Scotch undoubtedly has a potential place in the flavoured whisky arena alongside Ireland, the US and Canada and, with the correct branding and labelling that adheres to EU and US regulations, there’s no reason why we shouldn’t see a couple of the major Scottish players releasing a flavoured expression over the next couple of years.

European revival?

Branching into the category could even help revive Scotch growth in the flagging western European markets, where the eurozone crisis has stifled demand, creating renewed interest in the category and attracting new young and female drinkers.

But although the ability and market is there for Scotch producers to diversify with whisky based liqueurs, concerns have been raised as to whether the move could be damaging to the quality perception of the category as a whole.

“We have to be careful that this is not [just] a trend as a lot of the category is built on heritage,” says Kevin Abrook, marketing manager for innovation at William Grant, which is eyeing up the flavoured whisky category with cautious interest. “I’m sure other companies are looking at it as well; everyone sees how well Jack Daniel’s Honey and Red Stag are doing and that they are capitalising on a strong brand name.

“The problem with ourselves and other Scotch companies is that you can’t add flavour and trade off the name.
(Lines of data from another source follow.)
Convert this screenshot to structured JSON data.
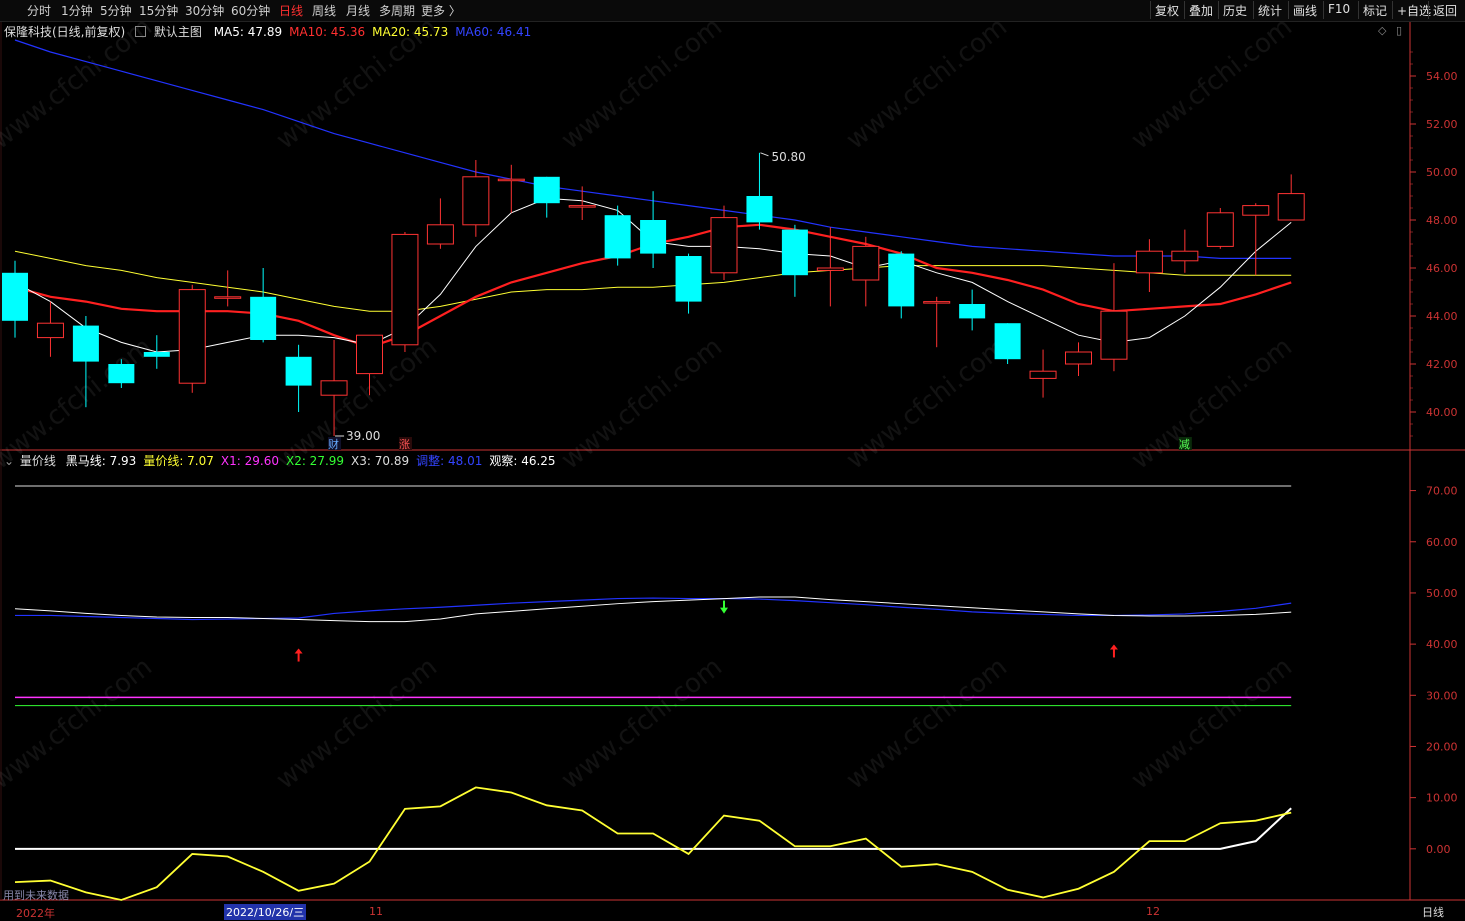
{
  "toolbar": {
    "periods": [
      "分时",
      "1分钟",
      "5分钟",
      "15分钟",
      "30分钟",
      "60分钟",
      "日线",
      "周线",
      "月线",
      "多周期",
      "更多 〉"
    ],
    "active_period": "日线",
    "right_buttons": [
      "复权",
      "叠加",
      "历史",
      "统计",
      "画线",
      "F10",
      "标记",
      "+自选",
      "返回"
    ]
  },
  "main_legend": {
    "stock": "保隆科技(日线,前复权)",
    "template": "默认主图",
    "items": [
      {
        "label": "MA5: 47.89",
        "color": "#ffffff"
      },
      {
        "label": "MA10: 45.36",
        "color": "#ff3030"
      },
      {
        "label": "MA20: 45.73",
        "color": "#ffff33"
      },
      {
        "label": "MA60: 46.41",
        "color": "#3344ff"
      }
    ]
  },
  "sub_legend": {
    "name": "量价线",
    "items": [
      {
        "label": "黑马线: 7.93",
        "color": "#ffffff"
      },
      {
        "label": "量价线: 7.07",
        "color": "#ffff33"
      },
      {
        "label": "X1: 29.60",
        "color": "#ff33ff"
      },
      {
        "label": "X2: 27.99",
        "color": "#33ff33"
      },
      {
        "label": "X3: 70.89",
        "color": "#dddddd"
      },
      {
        "label": "调整: 48.01",
        "color": "#3344ff"
      },
      {
        "label": "观察: 46.25",
        "color": "#ffffff"
      }
    ]
  },
  "price_axis": [
    "54.00",
    "52.00",
    "50.00",
    "48.00",
    "46.00",
    "44.00",
    "42.00",
    "40.00"
  ],
  "sub_axis": [
    "70.00",
    "60.00",
    "50.00",
    "40.00",
    "30.00",
    "20.00",
    "10.00",
    "0.00"
  ],
  "annotations": {
    "high_label": "50.80",
    "low_label": "39.00",
    "marker_cai": "财",
    "marker_zhang": "涨",
    "marker_jian": "减"
  },
  "watermark": "www.cfchi.com",
  "bottom": {
    "warning": "用到未来数据",
    "year": "2022年",
    "cursor_date": "2022/10/26/三",
    "month_11": "11",
    "month_12": "12",
    "period_label": "日线"
  },
  "colors": {
    "up": "#ff3333",
    "down": "#00ffff",
    "axis": "#cc3333",
    "ma5": "#ffffff",
    "ma10": "#ff2020",
    "ma20": "#ffff33",
    "ma60": "#2233ff"
  },
  "chart_data": {
    "type": "candlestick",
    "price_range": [
      38.5,
      55.5
    ],
    "candles": [
      {
        "o": 45.8,
        "c": 43.8,
        "h": 46.3,
        "l": 43.1
      },
      {
        "o": 43.1,
        "c": 43.7,
        "h": 44.6,
        "l": 42.3
      },
      {
        "o": 43.6,
        "c": 42.1,
        "h": 44.0,
        "l": 40.2
      },
      {
        "o": 42.0,
        "c": 41.2,
        "h": 42.2,
        "l": 41.0
      },
      {
        "o": 42.5,
        "c": 42.3,
        "h": 43.2,
        "l": 41.8
      },
      {
        "o": 41.2,
        "c": 45.1,
        "h": 45.3,
        "l": 40.8
      },
      {
        "o": 44.8,
        "c": 44.8,
        "h": 45.9,
        "l": 44.4
      },
      {
        "o": 44.8,
        "c": 43.0,
        "h": 46.0,
        "l": 42.9
      },
      {
        "o": 42.3,
        "c": 41.1,
        "h": 42.8,
        "l": 40.0
      },
      {
        "o": 40.7,
        "c": 41.3,
        "h": 43.0,
        "l": 39.0
      },
      {
        "o": 41.6,
        "c": 43.2,
        "h": 43.2,
        "l": 40.7
      },
      {
        "o": 42.8,
        "c": 47.4,
        "h": 47.5,
        "l": 42.5
      },
      {
        "o": 47.0,
        "c": 47.8,
        "h": 48.9,
        "l": 46.8
      },
      {
        "o": 47.8,
        "c": 49.8,
        "h": 50.5,
        "l": 47.3
      },
      {
        "o": 49.7,
        "c": 49.7,
        "h": 50.3,
        "l": 48.3
      },
      {
        "o": 49.8,
        "c": 48.7,
        "h": 49.8,
        "l": 48.1
      },
      {
        "o": 48.6,
        "c": 48.6,
        "h": 49.4,
        "l": 48.0
      },
      {
        "o": 48.2,
        "c": 46.4,
        "h": 48.6,
        "l": 46.1
      },
      {
        "o": 48.0,
        "c": 46.6,
        "h": 49.2,
        "l": 46.0
      },
      {
        "o": 46.5,
        "c": 44.6,
        "h": 46.6,
        "l": 44.1
      },
      {
        "o": 45.8,
        "c": 48.1,
        "h": 48.6,
        "l": 45.5
      },
      {
        "o": 49.0,
        "c": 47.9,
        "h": 50.8,
        "l": 47.6
      },
      {
        "o": 47.6,
        "c": 45.7,
        "h": 47.8,
        "l": 44.8
      },
      {
        "o": 45.9,
        "c": 46.0,
        "h": 47.7,
        "l": 44.4
      },
      {
        "o": 45.5,
        "c": 46.9,
        "h": 47.3,
        "l": 44.4
      },
      {
        "o": 46.6,
        "c": 44.4,
        "h": 46.7,
        "l": 43.9
      },
      {
        "o": 44.6,
        "c": 44.6,
        "h": 44.8,
        "l": 42.7
      },
      {
        "o": 44.5,
        "c": 43.9,
        "h": 45.1,
        "l": 43.4
      },
      {
        "o": 43.7,
        "c": 42.2,
        "h": 43.7,
        "l": 42.0
      },
      {
        "o": 41.4,
        "c": 41.7,
        "h": 42.6,
        "l": 40.6
      },
      {
        "o": 42.0,
        "c": 42.5,
        "h": 42.9,
        "l": 41.5
      },
      {
        "o": 42.2,
        "c": 44.2,
        "h": 46.2,
        "l": 41.7
      },
      {
        "o": 45.8,
        "c": 46.7,
        "h": 47.2,
        "l": 45.0
      },
      {
        "o": 46.3,
        "c": 46.7,
        "h": 47.6,
        "l": 45.8
      },
      {
        "o": 46.9,
        "c": 48.3,
        "h": 48.5,
        "l": 46.8
      },
      {
        "o": 48.2,
        "c": 48.6,
        "h": 48.7,
        "l": 45.7
      },
      {
        "o": 48.0,
        "c": 49.1,
        "h": 49.9,
        "l": 48.0
      }
    ],
    "ma5": [
      45.4,
      44.6,
      43.5,
      42.9,
      42.5,
      42.6,
      42.9,
      43.2,
      43.2,
      43.1,
      42.8,
      43.5,
      44.9,
      46.9,
      48.3,
      48.9,
      48.8,
      48.4,
      47.1,
      46.9,
      46.9,
      46.8,
      46.6,
      46.5,
      46.0,
      46.3,
      45.8,
      45.4,
      44.6,
      43.9,
      43.2,
      42.9,
      43.1,
      44.0,
      45.2,
      46.7,
      47.9
    ],
    "ma10": [
      45.2,
      44.8,
      44.6,
      44.3,
      44.2,
      44.2,
      44.2,
      44.1,
      43.8,
      43.2,
      42.7,
      43.2,
      44.0,
      44.8,
      45.4,
      45.8,
      46.2,
      46.5,
      47.0,
      47.3,
      47.7,
      47.8,
      47.6,
      47.3,
      47.0,
      46.6,
      46.0,
      45.8,
      45.5,
      45.1,
      44.5,
      44.2,
      44.3,
      44.4,
      44.5,
      44.9,
      45.4
    ],
    "ma20": [
      46.7,
      46.4,
      46.1,
      45.9,
      45.6,
      45.4,
      45.2,
      45.0,
      44.7,
      44.4,
      44.2,
      44.2,
      44.4,
      44.7,
      45.0,
      45.1,
      45.1,
      45.2,
      45.2,
      45.3,
      45.4,
      45.6,
      45.8,
      45.9,
      46.0,
      46.1,
      46.1,
      46.1,
      46.1,
      46.1,
      46.0,
      45.9,
      45.8,
      45.7,
      45.7,
      45.7,
      45.7
    ],
    "ma60": [
      55.5,
      55.0,
      54.6,
      54.2,
      53.8,
      53.4,
      53.0,
      52.6,
      52.1,
      51.6,
      51.2,
      50.8,
      50.4,
      50.0,
      49.7,
      49.4,
      49.2,
      49.0,
      48.8,
      48.6,
      48.4,
      48.2,
      48.0,
      47.7,
      47.5,
      47.3,
      47.1,
      46.9,
      46.8,
      46.7,
      46.6,
      46.5,
      46.5,
      46.5,
      46.4,
      46.4,
      46.4
    ],
    "sub_range": [
      -10,
      75
    ],
    "x3": 70.89,
    "x1": 29.6,
    "x2": 27.99,
    "tiaozheng": [
      45.6,
      45.6,
      45.4,
      45.2,
      45.0,
      44.8,
      44.9,
      45.0,
      45.1,
      46.0,
      46.5,
      46.9,
      47.2,
      47.6,
      48.0,
      48.3,
      48.6,
      48.9,
      49.0,
      48.9,
      48.9,
      48.8,
      48.5,
      48.1,
      47.7,
      47.2,
      46.8,
      46.3,
      46.0,
      45.8,
      45.6,
      45.6,
      45.7,
      45.9,
      46.4,
      47.0,
      48.01
    ],
    "guancha": [
      46.9,
      46.5,
      46.0,
      45.6,
      45.3,
      45.2,
      45.2,
      45.0,
      44.8,
      44.6,
      44.4,
      44.4,
      44.9,
      45.9,
      46.4,
      46.9,
      47.4,
      47.9,
      48.3,
      48.6,
      48.9,
      49.2,
      49.2,
      48.7,
      48.3,
      47.9,
      47.5,
      47.1,
      46.7,
      46.3,
      45.9,
      45.6,
      45.5,
      45.5,
      45.6,
      45.8,
      46.25
    ],
    "liangjia": [
      -6.5,
      -6.2,
      -8.5,
      -10.0,
      -7.5,
      -1.0,
      -1.5,
      -4.5,
      -8.2,
      -6.8,
      -2.5,
      7.8,
      8.3,
      12.0,
      11.0,
      8.5,
      7.5,
      3.0,
      3.0,
      -1.0,
      6.5,
      5.5,
      0.5,
      0.5,
      2.0,
      -3.5,
      -3.0,
      -4.5,
      -8.0,
      -9.5,
      -7.8,
      -4.5,
      1.5,
      1.5,
      5.0,
      5.5,
      7.07
    ],
    "heima": [
      0,
      0,
      0,
      0,
      0,
      0,
      0,
      0,
      0,
      0,
      0,
      0,
      0,
      0,
      0,
      0,
      0,
      0,
      0,
      0,
      0,
      0,
      0,
      0,
      0,
      0,
      0,
      0,
      0,
      0,
      0,
      0,
      0,
      0,
      0,
      1.5,
      7.93
    ],
    "up_arrows": [
      8,
      31
    ],
    "down_arrows": [
      20
    ]
  }
}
I’m sure all of us are thinking how we can get into this market without denigrating the brand name on one hand, but on the other finding a way around not calling it Scotch whisky.

“It’s not that we don’t want to get involved, but we have to make best use of the trademarks we’ve got and carve out an opportunity in that area.”

With the US, Canada and now Ireland taking advantage of consumer demand for innovation in the global whisky category, the question remains whether honey could be the medicine Scotch needs to revive western European growth – or if it can afford to ignore the opportunity.